Tidbits: My Fair Lady

In preparation for seeing the TCM Big Screen Classics 55th Anniversary showing of My Fair Lady (1964), I cast around for some trivia about the cast. Controversy about the leading roles abounds. Still, the resulting film garnered the following Oscar wins at the 1965 Academy Awards:

  1. Best Picture – Jack L. Warner
  2. Best Actor in a Leading Role – Rex Harrison
  3. Best Director – George Cukor
  4. Best Cinematography, Color – Harry Stradling Sr.
  5. Best Art Direction-Set Decoration, Color – Gene Allen, Cecil Beaton, George James Hopkins
  6. Best Costume Design, Color – Cecil Beaton
  7. Best Sound – George Groves (Warner Bros. SSD)
  8. Best Music, Scoring of Music, Adaptation or Treatment – AndrĂ© Previn

Now, on to some My Fair Lady casting hubbub courtesy of IMBD.

My Fair Lady Poster

Casting Professor Henry Higgins
Jack L. Warner originally didn’t want Rex Harrison to reprise his stage role as Higgins for the film version, since he had seen Cleopatra (1963) and thought the actor looked too old to be believable as Audrey Hepburn’s love interest. Peter O’Toole was considered for the role of Prof. Higgins, but his salary demands were too high. Harrison responded in a letter to Warner Bros. that he had only looked old as Gaio Giulio Cesare because he had been playing an epileptic at the end of his life, and after sending some publicity photographs of himself–minus his toupee–he was eventually cast.

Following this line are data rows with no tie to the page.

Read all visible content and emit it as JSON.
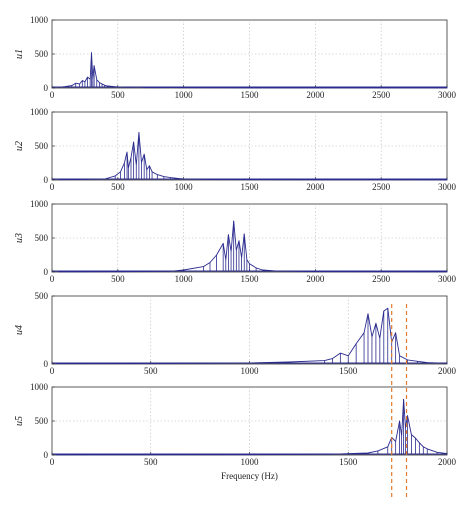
{
  "chart_data": [
    {
      "type": "line",
      "ylabel": "u1",
      "xlim": [
        0,
        3000
      ],
      "ylim": [
        0,
        1000
      ],
      "xticks": [
        "0",
        "500",
        "1000",
        "1500",
        "2000",
        "2500",
        "3000"
      ],
      "yticks": [
        "0",
        "500",
        "1000"
      ],
      "grid": true,
      "color": "#2b2b8f",
      "x": [
        50,
        100,
        150,
        180,
        210,
        230,
        250,
        270,
        290,
        300,
        310,
        320,
        340,
        360,
        380,
        400,
        420,
        450,
        500,
        550,
        600,
        650,
        700,
        800,
        900,
        1000,
        1200,
        1500,
        2000,
        2500,
        3000
      ],
      "y": [
        10,
        20,
        35,
        70,
        60,
        110,
        90,
        160,
        130,
        520,
        140,
        330,
        120,
        80,
        60,
        40,
        30,
        25,
        15,
        12,
        10,
        15,
        8,
        5,
        6,
        4,
        3,
        2,
        2,
        2,
        2
      ]
    },
    {
      "type": "line",
      "ylabel": "u2",
      "xlim": [
        0,
        3000
      ],
      "ylim": [
        0,
        1000
      ],
      "xticks": [
        "0",
        "500",
        "1000",
        "1500",
        "2000",
        "2500",
        "3000"
      ],
      "yticks": [
        "0",
        "500",
        "1000"
      ],
      "grid": true,
      "color": "#2b2b8f",
      "x": [
        50,
        200,
        400,
        480,
        520,
        550,
        570,
        580,
        600,
        620,
        640,
        660,
        680,
        700,
        720,
        740,
        760,
        800,
        850,
        900,
        950,
        1000,
        1200,
        1500,
        2000,
        2500,
        3000
      ],
      "y": [
        5,
        8,
        15,
        60,
        120,
        250,
        410,
        180,
        330,
        560,
        220,
        700,
        260,
        380,
        150,
        210,
        120,
        80,
        50,
        35,
        25,
        15,
        8,
        5,
        3,
        3,
        2
      ]
    },
    {
      "type": "line",
      "ylabel": "u3",
      "xlim": [
        0,
        3000
      ],
      "ylim": [
        0,
        1000
      ],
      "xticks": [
        "0",
        "500",
        "1000",
        "1500",
        "2000",
        "2500",
        "3000"
      ],
      "yticks": [
        "0",
        "500",
        "1000"
      ],
      "grid": true,
      "color": "#2b2b8f",
      "x": [
        50,
        500,
        900,
        1000,
        1150,
        1200,
        1250,
        1300,
        1320,
        1340,
        1360,
        1380,
        1400,
        1420,
        1440,
        1460,
        1480,
        1500,
        1550,
        1600,
        1700,
        2000,
        2500,
        3000
      ],
      "y": [
        2,
        3,
        10,
        30,
        80,
        140,
        250,
        420,
        180,
        550,
        300,
        750,
        320,
        460,
        210,
        560,
        180,
        120,
        60,
        30,
        15,
        5,
        3,
        2
      ]
    },
    {
      "type": "line",
      "ylabel": "u4",
      "xlim": [
        0,
        2000
      ],
      "ylim": [
        0,
        500
      ],
      "xticks": [
        "0",
        "500",
        "1000",
        "1500",
        "2000"
      ],
      "yticks": [
        "0",
        "500"
      ],
      "grid": true,
      "color": "#2b2b8f",
      "x": [
        20,
        400,
        800,
        1000,
        1200,
        1380,
        1420,
        1460,
        1500,
        1540,
        1580,
        1600,
        1620,
        1640,
        1660,
        1680,
        1700,
        1720,
        1740,
        1760,
        1800,
        1850,
        1900,
        2000
      ],
      "y": [
        2,
        3,
        5,
        8,
        15,
        25,
        40,
        80,
        60,
        150,
        230,
        370,
        200,
        300,
        190,
        390,
        410,
        160,
        230,
        60,
        30,
        20,
        10,
        5
      ]
    },
    {
      "type": "line",
      "ylabel": "u5",
      "xlim": [
        0,
        2000
      ],
      "ylim": [
        0,
        1000
      ],
      "xticks": [
        "0",
        "500",
        "1000",
        "1500",
        "2000"
      ],
      "yticks": [
        "0",
        "500",
        "1000"
      ],
      "grid": true,
      "color": "#2b2b8f",
      "xlabel": "Frequency (Hz)",
      "x": [
        20,
        500,
        1000,
        1400,
        1600,
        1650,
        1700,
        1720,
        1740,
        1760,
        1770,
        1780,
        1790,
        1800,
        1820,
        1840,
        1860,
        1880,
        1900,
        1950,
        2000
      ],
      "y": [
        2,
        3,
        5,
        10,
        30,
        60,
        120,
        260,
        200,
        500,
        280,
        820,
        400,
        580,
        300,
        250,
        180,
        120,
        90,
        40,
        20
      ]
    }
  ],
  "markers": {
    "color": "#e07a2e",
    "lines_x": [
      1720,
      1795
    ]
  }
}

To me, this role just belongs to Rex Harrison, and I was privileged as a child to see him play it on the stage. But, Peter O’Toole is an indeed an intriguing choice.

When asked why he turned down the role of Henry Higgins, Cary Grant remarked that his original manner of speaking was much closer to Eliza Dolittle. Cary Grant told Jack L. Warner that not only would he not play Henry Higgins, but if Rex Harrison was not cast in the role, he wouldn’t even go see the picture.

Even though I am a mega Cary Grant fan, I don’t see him in the role. I’m with Cary, this part belongs to Rex Harrison.

Casting Eliza Doolittle
The role of Eliza Doolittle was originally played on Broadway by Julie Andrews. However, she was denied the role because the film’s producers didn’t think she was “known” enough as a film actress. Audrey Hepburn apparently believed that Julie Andrews should have played Eliza Doolittle in the film, but was told by Jack L. Warner that she wouldn’t be cast even if Audrey turned the role down. Audrey Hepburn herself revealed years later that had she turned down the role of Eliza, the next actress to be offered it would not have been Julie Andrews but Elizabeth Taylor, who wanted it desperately.

While I would love to have seen Julie Andrews in the role of Eliza Doolittle in the film, I do have great affection for Audrey Hepburn’s portrayal. Her transformation is stunning to behold. And I can’t picture Elizabeth Taylor in the role, talented though she was.